How to ride the emotional roller coaster of parenting an adolescent with an eating disorder

If you have a teenager, then you’re already experiencing the challenges of parenting during adolescence. Your child is biologically programmed to separate from you during this time, to test boundaries and develop her own way of operating in the world. It is an unfortunate fact that many eating disorders also arise during adolescence, which only adds to the minefields you may be navigating.

If you have a child with an eating disorder like anorexia, orthorexia, binge eating disorder or bulimia, you are in for a rough ride, and taking care of yourself is just as important as taking care of her as she heals. But how do you do that when she’s driving you crazy and you have a million other things on your plate? There is no easy answer, but here are some things to keep in mind.

One Minute at a Time

Teenagers with eating disorders often also have challenges with anxiety and depression. Girls have the added challenge of hormonal fluctuations when they menstruate.

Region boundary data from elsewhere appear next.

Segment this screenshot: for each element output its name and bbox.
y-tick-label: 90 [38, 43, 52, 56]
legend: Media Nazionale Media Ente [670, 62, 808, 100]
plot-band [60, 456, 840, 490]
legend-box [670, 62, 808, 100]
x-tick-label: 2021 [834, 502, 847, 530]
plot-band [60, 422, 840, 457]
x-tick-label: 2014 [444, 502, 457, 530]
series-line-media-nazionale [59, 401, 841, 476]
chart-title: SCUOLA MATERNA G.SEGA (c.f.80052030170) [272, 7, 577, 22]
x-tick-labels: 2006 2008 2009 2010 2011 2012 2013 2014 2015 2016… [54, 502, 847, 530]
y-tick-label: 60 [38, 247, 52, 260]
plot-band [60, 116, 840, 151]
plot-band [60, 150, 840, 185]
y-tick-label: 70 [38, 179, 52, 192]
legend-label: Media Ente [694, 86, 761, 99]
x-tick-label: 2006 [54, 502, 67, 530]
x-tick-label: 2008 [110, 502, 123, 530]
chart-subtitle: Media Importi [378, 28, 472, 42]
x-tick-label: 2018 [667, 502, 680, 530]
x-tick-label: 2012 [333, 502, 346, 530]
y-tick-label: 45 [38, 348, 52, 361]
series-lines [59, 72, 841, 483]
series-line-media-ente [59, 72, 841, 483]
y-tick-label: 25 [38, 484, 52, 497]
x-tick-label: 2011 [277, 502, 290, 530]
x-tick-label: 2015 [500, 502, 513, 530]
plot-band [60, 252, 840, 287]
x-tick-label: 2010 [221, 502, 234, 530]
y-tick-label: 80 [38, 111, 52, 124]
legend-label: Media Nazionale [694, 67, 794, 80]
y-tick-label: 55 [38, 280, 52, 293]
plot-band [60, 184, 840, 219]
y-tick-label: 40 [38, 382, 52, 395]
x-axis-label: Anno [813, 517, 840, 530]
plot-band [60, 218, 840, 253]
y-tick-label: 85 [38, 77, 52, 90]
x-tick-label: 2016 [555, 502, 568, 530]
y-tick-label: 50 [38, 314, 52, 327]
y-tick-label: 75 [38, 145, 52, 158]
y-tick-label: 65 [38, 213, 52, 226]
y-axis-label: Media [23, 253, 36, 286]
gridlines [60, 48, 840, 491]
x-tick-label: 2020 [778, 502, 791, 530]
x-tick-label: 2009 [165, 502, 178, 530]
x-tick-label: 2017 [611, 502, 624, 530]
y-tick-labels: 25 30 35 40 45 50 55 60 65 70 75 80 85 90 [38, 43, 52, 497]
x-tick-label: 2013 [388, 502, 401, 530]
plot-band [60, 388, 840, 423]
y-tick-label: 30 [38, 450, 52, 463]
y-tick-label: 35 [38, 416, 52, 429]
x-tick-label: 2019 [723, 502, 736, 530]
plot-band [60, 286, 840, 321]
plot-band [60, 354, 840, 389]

All of these combine to create some crazy-powerful feelings. This feelings can sweep through your house like a massive tornado.

She may tantrum, scream, and cry unconsolably. Of course you want her to stop. Every single cell in your body wants her to stop. At first, you may want her to stop for her sake – she’s working herself into a frenzy! But then, you probably want her to stop for your sake – Jeez! What is WRONG with her! Why is she making all this noise! It’s so upsetting!

It’s OK for you to feel that and more while your teen is emotionally out of control. The best thing you can do is stay in the moment, but that doesn’t mean you have to be some sort of  zen master. All you have to do is make it through one minute at a time. Don’t think ahead, don’t think back. Don’t worry about what is “proper” or what she “should” be doing. Just breathe and be there. Take her tantrum one minute at a time, and you can handle it. Promise.

Acceptance of What IS

So much of parenting feels like we should be guiding and making things better for our children. But when adolescence hits, it can seem like everything that has worked previously stops working – and in some ways, it has. You need to learn how to handle the growing adult who lives in your house, not try to hold onto the little child she once was.

Your teen is growing up and growing away from you. She will push you away. She will lie to you. She will do terrible things that make no sense. With her eating disorder, she is hurting herself. It’s a terrible thing to have to see.

The main difference for us as parents today is that most of us haven’t raised our kids under the “command and control” model of parenting. We didn’t spank or shame or tell them that children should be seen and not heard. Now, as a reward for not being controlling, our teens are not afraid of us. That means we literally have less control. That’s just a fact. Parenting has changed. Let go of any fantasies about controlling your child the way your parents controlled (or tried to control) you, and find ways to work with her in the new parenting paradigm.

Finally, accept the eating disorder itself. It has been observed that eating disorders may be a coping mechanism developed to protect your sweet child from big, scary emotions. As puberty hits, her emotions hit the ceiling, and she is just desperately trying to be OK in there with all those disturbing thoughts and feelings. Accept that the eating disorder meant well, but it doesn’t need to stay. Don’t fight diagnosis or treatment because you wish the eating disorder never came into your life. It did.

Know When to Stop Talking

There is a difference between being supportive and being sucked into a nasty vortex. When your teenager is raging, you want to support her feelings and let them happen, so you try to talk about them. The more you try to talk, the bigger the storm becomes, which is bewildering and frustrating as hell.

feelings-wordsSometimes in our culture we are overly dependent on language. We think that if we can explain something, it will go away. That lassoing the exact feeling with words will make it dissipate.

But sometimes the opposite is true. Sometimes feelings just can’t – and and don’t need to – be put into words. Your child with an eating disorder is processing her feelings inside her body, not inside her head. So sometimes you need to reach out to her on the level of her body, not her mind.

Sometimes you need to just hold her, saying nothing. Physical affection can feel awkward as your teen develops, but never underestimate the power of holding your child close, patting her back, and making soothing noises. Remember how you did that when she was very little? That is what her inner child still craves. She still needs that from you, even if she acts uncomfortable at first. Try reaching her on a physical level gradually at first, and then more often as she begins to trust the experience of being physically comforted by you.

Most of all, love yourself through this process. You are doing the best that you can!